WAT WAS DE AANLEIDING VOOR DE KLACHT BIJ DE NATIONALE OMBUDSMAN? Verzoeker vond dat hij onnodig op hoge kosten was gejaagd. Hij stelde dat in mei 2013 op de website www.inburgeren.nl foutieve informatie had gestaan. Verzoeker had dit bij DUO aangekaart en om die reden had hij DUO verzocht om hem alsnog een gedeeltelijke vergoeding van maximaal 3000 euro toe te kennen, zoals die gold onder de oude regeling. Omdat verzoeker deze niet kreeg, wendde hij zich tot de Nationale ombudsman. Verzoeker voelde zich van het kastje naar de muur gestuurd. Het enige antwoord dat hij kreeg was dat alles op de website stond uitgelegd. Verzoeker heeft de eerste maanden van 2013 bij veel instanties (DUO, ministerie van Buitenlandse Zaken, IND, ISD) getracht informatie te krijgen over zijn rechten en plichten. Dit bezorgde hem veel kosten, stress, tijdsverlies, telefoontjes, bezoekjes en verwarring, aldus verzoeker.
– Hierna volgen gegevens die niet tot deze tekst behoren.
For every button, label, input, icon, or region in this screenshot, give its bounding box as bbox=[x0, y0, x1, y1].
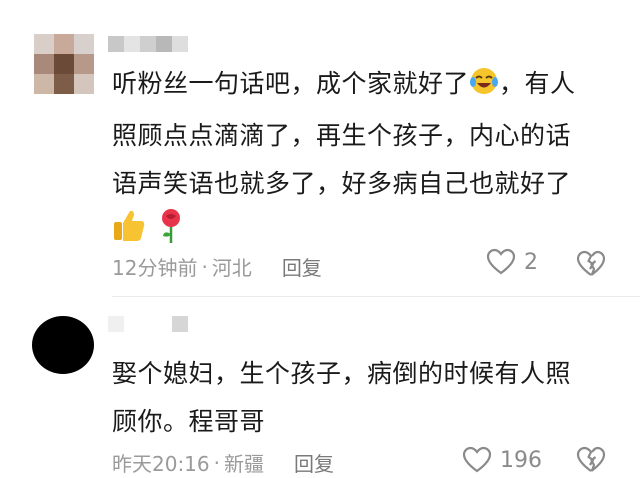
like-button[interactable]: 196 bbox=[462, 446, 542, 474]
heart-icon bbox=[462, 446, 492, 473]
comment-meta: 昨天20:16 · 新疆 回复 bbox=[112, 448, 334, 477]
broken-heart-icon bbox=[576, 250, 606, 276]
comment-meta: 12分钟前 · 河北 回复 bbox=[112, 252, 322, 281]
comment-item: 听粉丝一句话吧，成个家就好了 ，有人 照顾点点滴滴了，再生个孩子，内心的话 语声… bbox=[0, 0, 640, 296]
reply-button[interactable]: 回复 bbox=[282, 252, 322, 281]
like-button[interactable]: 2 bbox=[486, 248, 538, 276]
meta-separator: · bbox=[201, 254, 208, 279]
comment-text-line: 语声笑语也就多了，好多病自己也就好了 bbox=[112, 169, 572, 198]
comment-location: 新疆 bbox=[224, 452, 264, 476]
username-blurred[interactable] bbox=[108, 316, 188, 332]
dislike-button[interactable] bbox=[576, 446, 606, 478]
comment-text-line: ，有人 bbox=[499, 69, 576, 98]
reply-button[interactable]: 回复 bbox=[294, 448, 334, 477]
comment-time: 12分钟前 bbox=[112, 256, 198, 280]
comment-time: 昨天20:16 bbox=[112, 452, 210, 476]
avatar[interactable] bbox=[28, 314, 96, 376]
broken-heart-icon bbox=[576, 446, 606, 472]
comment-text-line: 听粉丝一句话吧，成个家就好了 bbox=[112, 69, 470, 98]
avatar[interactable] bbox=[34, 34, 94, 94]
laughing-crying-emoji-icon bbox=[469, 64, 499, 112]
username-blurred[interactable] bbox=[108, 36, 188, 52]
like-count: 2 bbox=[524, 249, 538, 275]
comment-text: 娶个媳妇，生个孩子，病倒的时候有人照 顾你。程哥哥 bbox=[112, 350, 612, 446]
comment-item: 娶个媳妇，生个孩子，病倒的时候有人照 顾你。程哥哥 昨天20:16 · 新疆 回… bbox=[0, 296, 640, 477]
comment-text: 听粉丝一句话吧，成个家就好了 ，有人 照顾点点滴滴了，再生个孩子，内心的话 语声… bbox=[112, 60, 612, 256]
dislike-button[interactable] bbox=[576, 250, 606, 282]
comment-text-line: 照顾点点滴滴了，再生个孩子，内心的话 bbox=[112, 121, 572, 150]
meta-separator: · bbox=[213, 450, 220, 475]
comment-location: 河北 bbox=[211, 256, 252, 280]
heart-icon bbox=[486, 248, 516, 275]
comment-text-line: 顾你。程哥哥 bbox=[112, 407, 266, 436]
like-count: 196 bbox=[500, 447, 542, 473]
comment-text-line: 娶个媳妇，生个孩子，病倒的时候有人照 bbox=[112, 359, 572, 388]
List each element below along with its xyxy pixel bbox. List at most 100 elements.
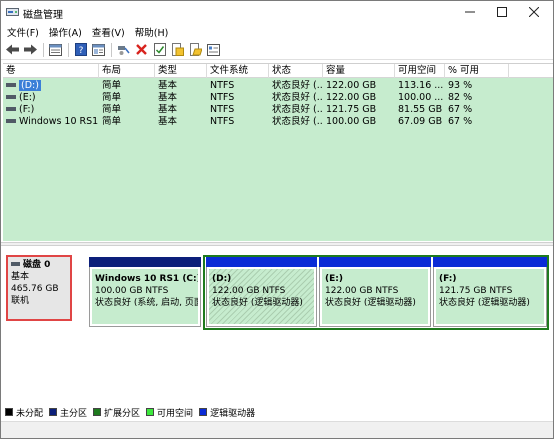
drive-icon xyxy=(6,118,16,123)
column-header-percent-free[interactable]: % 可用 xyxy=(445,64,509,78)
column-header-status[interactable]: 状态 xyxy=(269,64,323,78)
volume-cell: (D:) xyxy=(3,80,99,92)
window-title: 磁盘管理 xyxy=(23,10,63,21)
legend-label: 未分配 xyxy=(16,408,44,419)
volume-list-table: 卷 布局 类型 文件系统 状态 容量 可用空间 % 可用 (D:) 简单 基本 … xyxy=(3,63,553,241)
pane-splitter[interactable] xyxy=(1,242,553,246)
legend-swatch-logical xyxy=(199,408,208,416)
partition-title: (F:) xyxy=(439,274,457,284)
filesystem-cell: NTFS xyxy=(210,116,235,127)
list-view-button[interactable] xyxy=(48,42,63,57)
filesystem-cell: NTFS xyxy=(210,104,235,115)
disk-type: 基本 xyxy=(11,272,30,282)
logical-drive-bar xyxy=(319,257,431,267)
maximize-button[interactable] xyxy=(487,1,517,23)
column-header-free-space[interactable]: 可用空间 xyxy=(395,64,445,78)
partition-title: (D:) xyxy=(212,274,232,284)
check-button[interactable] xyxy=(152,42,167,57)
free-space-cell: 81.55 GB xyxy=(398,104,443,115)
drive-icon xyxy=(6,106,16,111)
column-header-layout[interactable]: 布局 xyxy=(99,64,155,78)
drive-icon xyxy=(6,82,16,87)
help-button[interactable]: ? xyxy=(73,42,88,57)
partition-body: Windows 10 RS1 (C:) 100.00 GB NTFS 状态良好 … xyxy=(89,267,201,327)
drive-icon xyxy=(6,94,16,99)
partition-status: 状态良好 (系统, 启动, 页面 xyxy=(95,298,198,308)
folder-icon xyxy=(171,43,184,56)
details-view-button[interactable] xyxy=(91,42,106,57)
toolbar-separator xyxy=(68,42,69,57)
type-cell: 基本 xyxy=(158,92,178,103)
table-row[interactable]: (F:) 简单 基本 NTFS 状态良好 (... 121.75 GB 81.5… xyxy=(3,104,553,116)
maximize-icon xyxy=(497,7,507,17)
properties-button[interactable] xyxy=(206,42,221,57)
folder-open-button[interactable] xyxy=(188,42,203,57)
toolbar-separator xyxy=(111,42,112,57)
column-header-volume[interactable]: 卷 xyxy=(3,64,99,78)
volume-cell: (F:) xyxy=(3,104,99,116)
column-header-capacity[interactable]: 容量 xyxy=(323,64,395,78)
type-cell: 基本 xyxy=(158,104,178,115)
column-header-filesystem[interactable]: 文件系统 xyxy=(207,64,269,78)
type-cell: 基本 xyxy=(158,80,178,91)
percent-free-cell: 93 % xyxy=(448,80,473,91)
partition-size: 122.00 GB NTFS xyxy=(212,286,286,296)
logical-drive-bar xyxy=(206,257,317,267)
status-cell: 状态良好 (... xyxy=(272,104,323,115)
free-space-cell: 67.09 GB xyxy=(398,116,443,127)
free-space-cell: 100.00 ... xyxy=(398,92,444,103)
forward-arrow-icon xyxy=(24,44,37,55)
partition-c[interactable]: Windows 10 RS1 (C:) 100.00 GB NTFS 状态良好 … xyxy=(89,257,201,327)
disk-0-info[interactable]: 磁盘 0 基本 465.76 GB 联机 xyxy=(6,255,72,321)
disk-graphical-view: 磁盘 0 基本 465.76 GB 联机 Windows 10 RS1 (C:)… xyxy=(3,248,553,402)
partition-d[interactable]: (D:) 122.00 GB NTFS 状态良好 (逻辑驱动器) xyxy=(206,257,317,327)
volume-name: Windows 10 RS1... xyxy=(19,116,99,127)
status-cell: 状态良好 (... xyxy=(272,116,323,127)
folder-button[interactable] xyxy=(170,42,185,57)
partition-e[interactable]: (E:) 122.00 GB NTFS 状态良好 (逻辑驱动器) xyxy=(319,257,431,327)
menu-action[interactable]: 操作(A) xyxy=(49,25,82,39)
partition-status: 状态良好 (逻辑驱动器) xyxy=(325,298,416,308)
svg-text:?: ? xyxy=(78,46,83,56)
volume-table-header: 卷 布局 类型 文件系统 状态 容量 可用空间 % 可用 xyxy=(3,64,553,78)
partition-status: 状态良好 (逻辑驱动器) xyxy=(439,298,530,308)
toolbar: ? xyxy=(1,40,553,60)
percent-free-cell: 67 % xyxy=(448,104,473,115)
capacity-cell: 122.00 GB xyxy=(326,80,377,91)
layout-cell: 简单 xyxy=(102,80,122,91)
partition-f[interactable]: (F:) 121.75 GB NTFS 状态良好 (逻辑驱动器) xyxy=(433,257,547,327)
back-button[interactable] xyxy=(5,42,20,57)
partition-body: (F:) 121.75 GB NTFS 状态良好 (逻辑驱动器) xyxy=(433,267,547,327)
legend-swatch-unallocated xyxy=(5,408,13,416)
forward-button[interactable] xyxy=(23,42,38,57)
menu-view[interactable]: 查看(V) xyxy=(92,25,125,39)
minimize-button[interactable] xyxy=(455,1,485,23)
properties-icon xyxy=(207,43,220,56)
layout-cell: 简单 xyxy=(102,104,122,115)
folder-open-icon xyxy=(189,43,202,56)
status-cell: 状态良好 (... xyxy=(272,92,323,103)
close-icon xyxy=(529,7,539,17)
menu-help[interactable]: 帮助(H) xyxy=(135,25,169,39)
legend-swatch-free-space xyxy=(146,408,155,416)
layout-cell: 简单 xyxy=(102,116,122,127)
connect-button[interactable] xyxy=(116,42,131,57)
back-arrow-icon xyxy=(6,44,19,55)
close-button[interactable] xyxy=(519,1,549,23)
delete-button[interactable] xyxy=(134,42,149,57)
table-row[interactable]: (D:) 简单 基本 NTFS 状态良好 (... 122.00 GB 113.… xyxy=(3,80,553,92)
table-row[interactable]: Windows 10 RS1... 简单 基本 NTFS 状态良好 (... 1… xyxy=(3,116,553,128)
logical-drive-bar xyxy=(433,257,547,267)
partition-inner: (F:) 121.75 GB NTFS 状态良好 (逻辑驱动器) xyxy=(436,269,544,324)
table-row[interactable]: (E:) 简单 基本 NTFS 状态良好 (... 122.00 GB 100.… xyxy=(3,92,553,104)
volume-name: (E:) xyxy=(19,92,36,103)
column-header-type[interactable]: 类型 xyxy=(155,64,207,78)
menu-file[interactable]: 文件(F) xyxy=(7,25,39,39)
partition-size: 100.00 GB NTFS xyxy=(95,286,169,296)
disk-management-app-icon xyxy=(6,6,19,18)
free-space-cell: 113.16 ... xyxy=(398,80,444,91)
disk-icon xyxy=(11,261,20,266)
percent-free-cell: 82 % xyxy=(448,92,473,103)
partition-status: 状态良好 (逻辑驱动器) xyxy=(212,298,303,308)
details-view-icon xyxy=(92,43,105,56)
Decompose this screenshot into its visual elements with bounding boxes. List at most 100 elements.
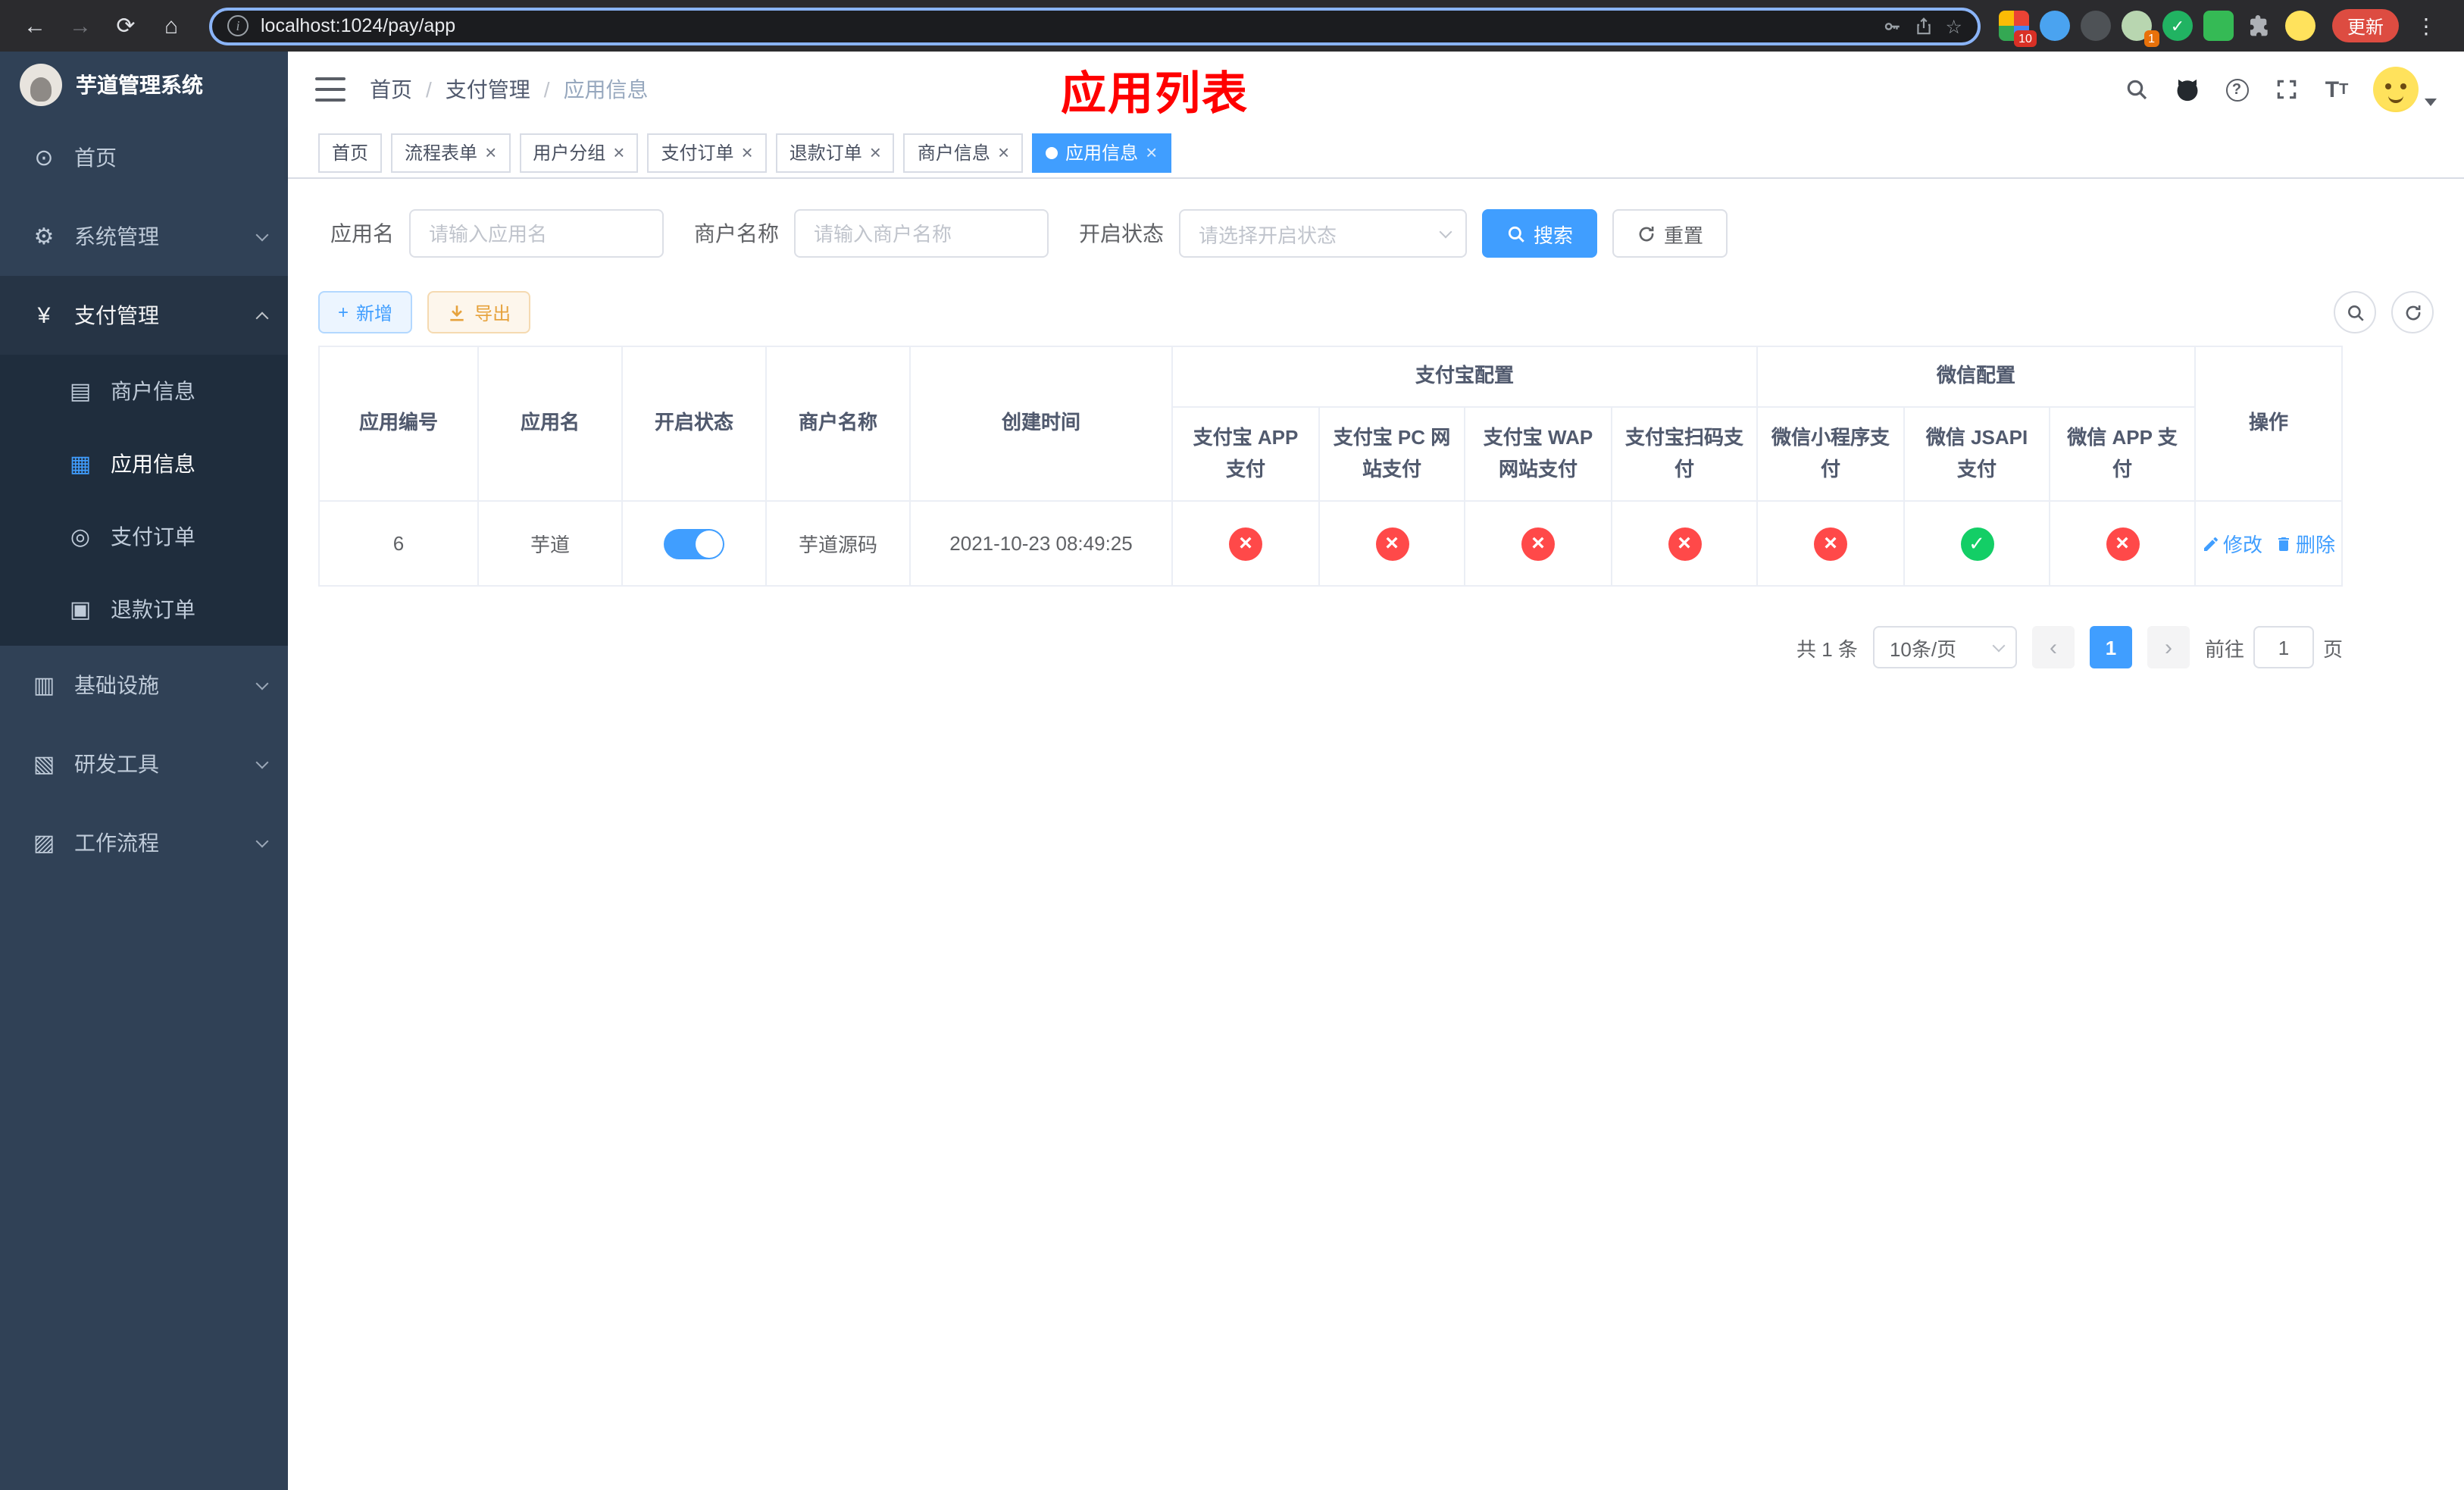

WAT HEEFT DE NATIONALE OMBUDSMAN ONDERZOCHT? De Nationale ombudsman heeft onderzocht in hoeverre verzoeker onjuist was voorgelicht of op het verkeerde been gezet door gemelde website en verdere informatie door DUO in de maanden die lagen tussen de aanvraag van de verblijfsvergunning en de kennisgeving van de door de IND verleende vergunning door DUO aan verzoeker. De kwestie is voorgelegd aan de verantwoordelijke minister, de minister van Sociale Zaken en Werkgelegenheid.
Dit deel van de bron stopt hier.